Oftentimes, when we are going through trying times or difficult experiences, our internal monologues are negative. “I just can’t do anything right.” “If I hadn’t done so and so, things would be different now.” Negative feelings frequently arise from negative self-talk. However, noticing negative self-talk, without automatically attaching ourselves to it, that is believing it, starts us taking steps towards ending it. Clearly, mindfully listening to ourselves, forms the foundation of how to practice self compassion in trying times, to lessen our suffering.
These Steps Underlie How To Practice Self Compassion In Trying Times
1. Notice Your Negative Self Talk Without Attaching Or Believing It
Many a time, this attitude makes us feel better immediately. In line with, let feelings of anger, sadness, anger, guilt, shame, fear, stress, be a cue to really listen to your inner dialogue mindfully. This primes you to no longer let harmful words and underlying judgments go by unnoticed and unquestioned.

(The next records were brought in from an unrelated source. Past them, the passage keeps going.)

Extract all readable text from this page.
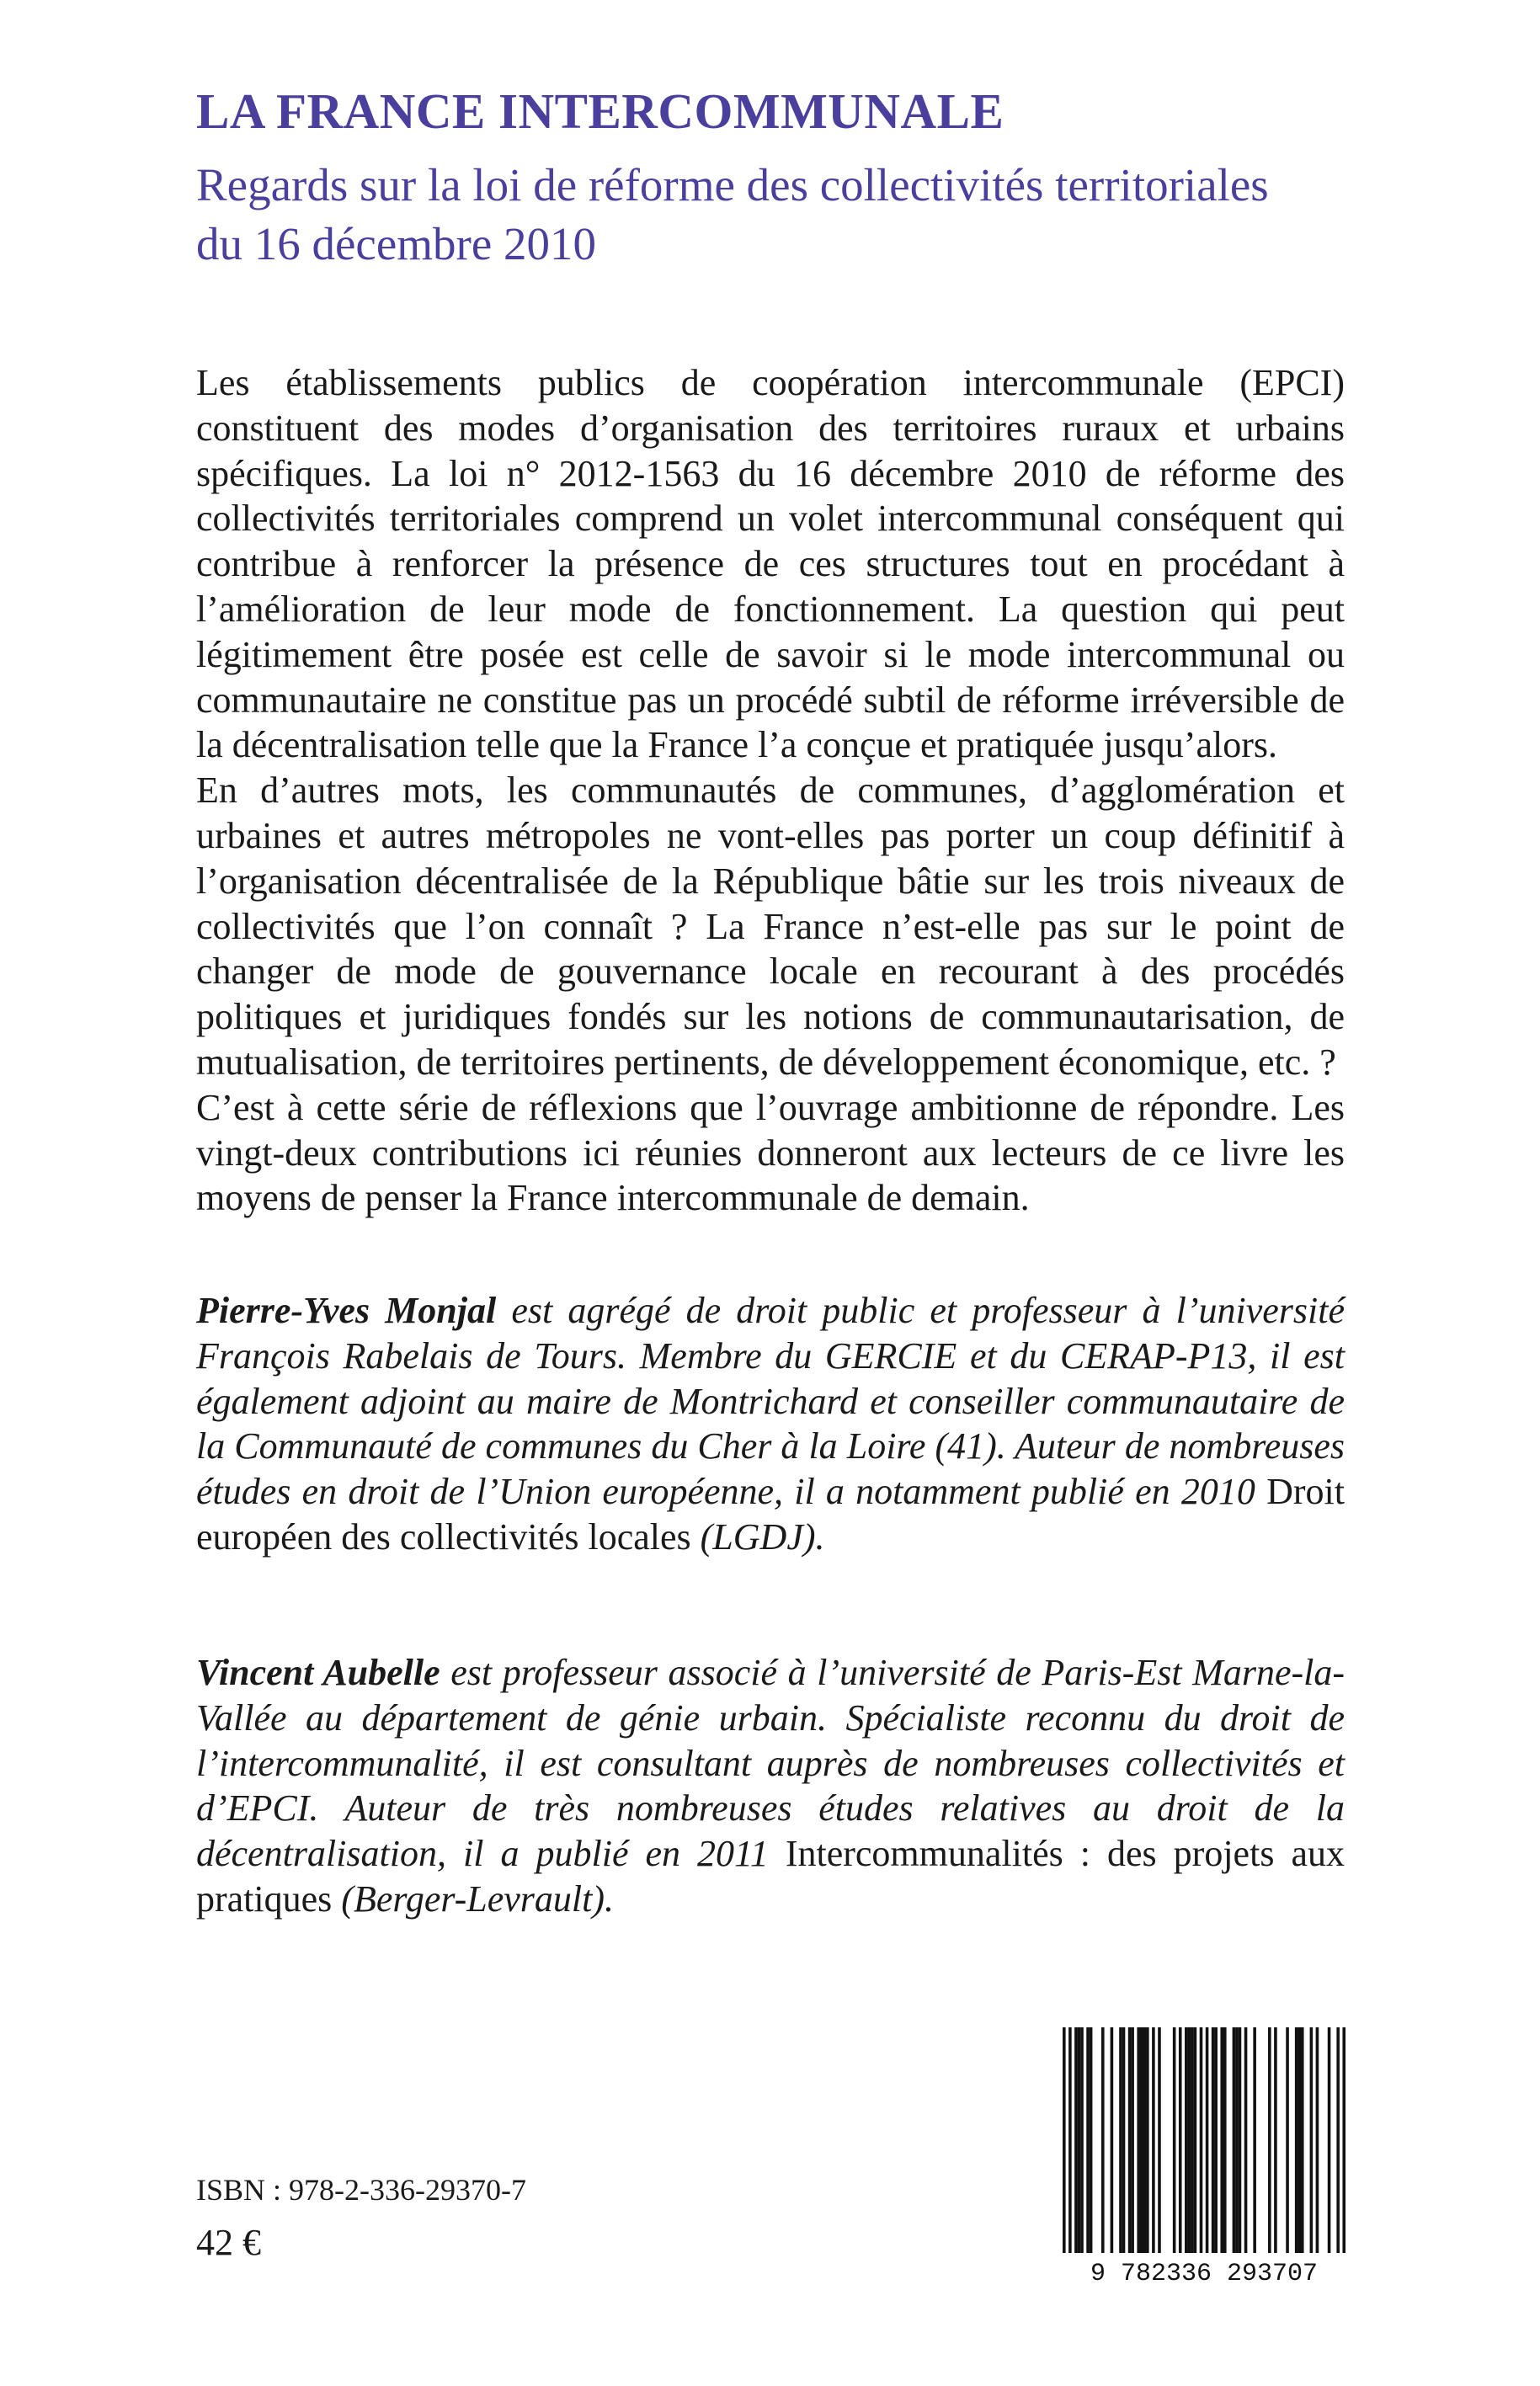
LA FRANCE INTERCOMMUNALE
Regards sur la loi de réforme des collectivités territoriales
du 16 décembre 2010

Les établissements publics de coopération intercommunale (EPCI) constituent des modes d’organisation des territoires ruraux et urbains spécifiques. La loi n° 2012-1563 du 16 décembre 2010 de réforme des collectivités territoriales comprend un volet intercommunal conséquent qui contribue à renforcer la présence de ces structures tout en procédant à l’amélioration de leur mode de fonctionnement. La question qui peut légitimement être posée est celle de savoir si le mode intercommunal ou communautaire ne constitue pas un procédé subtil de réforme irréversible de la décentralisation telle que la France l’a conçue et pratiquée jusqu’alors.

En d’autres mots, les communautés de communes, d’agglomération et urbaines et autres métropoles ne vont-elles pas porter un coup définitif à l’organisation décentralisée de la République bâtie sur les trois niveaux de collectivités que l’on connaît ? La France n’est-elle pas sur le point de changer de mode de gouvernance locale en recourant à des procédés politiques et juridiques fondés sur les notions de communautarisation, de mutualisation, de territoires pertinents, de développement économique, etc. ?

C’est à cette série de réflexions que l’ouvrage ambitionne de répondre. Les vingt-deux contributions ici réunies donneront aux lecteurs de ce livre les moyens de penser la France intercommunale de demain.

Pierre-Yves Monjal est agrégé de droit public et professeur à l’université François Rabelais de Tours. Membre du GERCIE et du CERAP-P13, il est également adjoint au maire de Montrichard et conseiller communautaire de la Communauté de communes du Cher à la Loire (41). Auteur de nombreuses études en droit de l’Union européenne, il a notamment publié en 2010 Droit européen des collectivités locales (LGDJ).

Vincent Aubelle est professeur associé à l’université de Paris-Est Marne-la-Vallée au département de génie urbain. Spécialiste reconnu du droit de l’intercommunalité, il est consultant auprès de nombreuses collectivités et d’EPCI. Auteur de très nombreuses études relatives au droit de la décentralisation, il a publié en 2011 Intercommunalités : des projets aux pratiques (Berger-Levrault).

ISBN : 978-2-336-29370-7
42 €
9 782336 293707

2. Name The Negative Self Talk
As we name our negative self talk in the moment, we keep from accusing or beating down ourselves, for making the negative statement. For instance, if you hear your negative self talk say, “okay, John, that’s a useless idea, you can reply to yourself, “that was negative self talk.” “I acknowledge that I am speaking negatively to myself now.” I’m glad to notice it.” Steadily, I’m still learning and doing my best.” Naming our negative self talk keeps us from attaching to it.
3. Act Like Your Own Best Friend, Not Your Own Biggest Critic
To bring compassion to ourselves when we are indulging in self talk that is not true, helpful or kind, to act like our own best friend, not critic, alters for the better the way we feel. As we bring compassion to ourselves, we shift our focus away from anger or other negative feeling.
Further with, take a moment to think of the person you love and care for the most. Then, think of all the times you have encouraged him or her, especially in their trying times. What would you say to her if you heard her say something like, “I’m such a miserable loser,” or “I’m ugly.” For good, see yourself in their place and offer yourself the same words of comfort that you would bestow on your best friend. “It’s alright, you are doing okay.” “Please quit beating yourself up.” Practice this often, especially when you notice yourself engaging in a negative diatribe. This stimulates other ideas of how to practice self compassion in trying times.
4. Jettison The Drill Sargent Mentality For A Cheerleader Approach
We don’t need to whip ourselves to accomplish our goals. Cheering ourselves on can help us to get just as much done. Of a fact, it promotes a much happier existence during the process. So, it is worthwhile to do away with whipping and offer compassion to your self. “I know it’s tough on you, dear, but you are surviving.” “You are making steady progress, and you will make it.” “Showing up everyday is success in itself.” “Your daily small victories are adding up.” “You are on your way to success.”
Frequently, we cause unnecessary suffering in our lives, through the way we speak to ourselves, especially during trying times. By mindfully listening to our negative self talk, and replacing them with compassion, we lessen much of our suffering.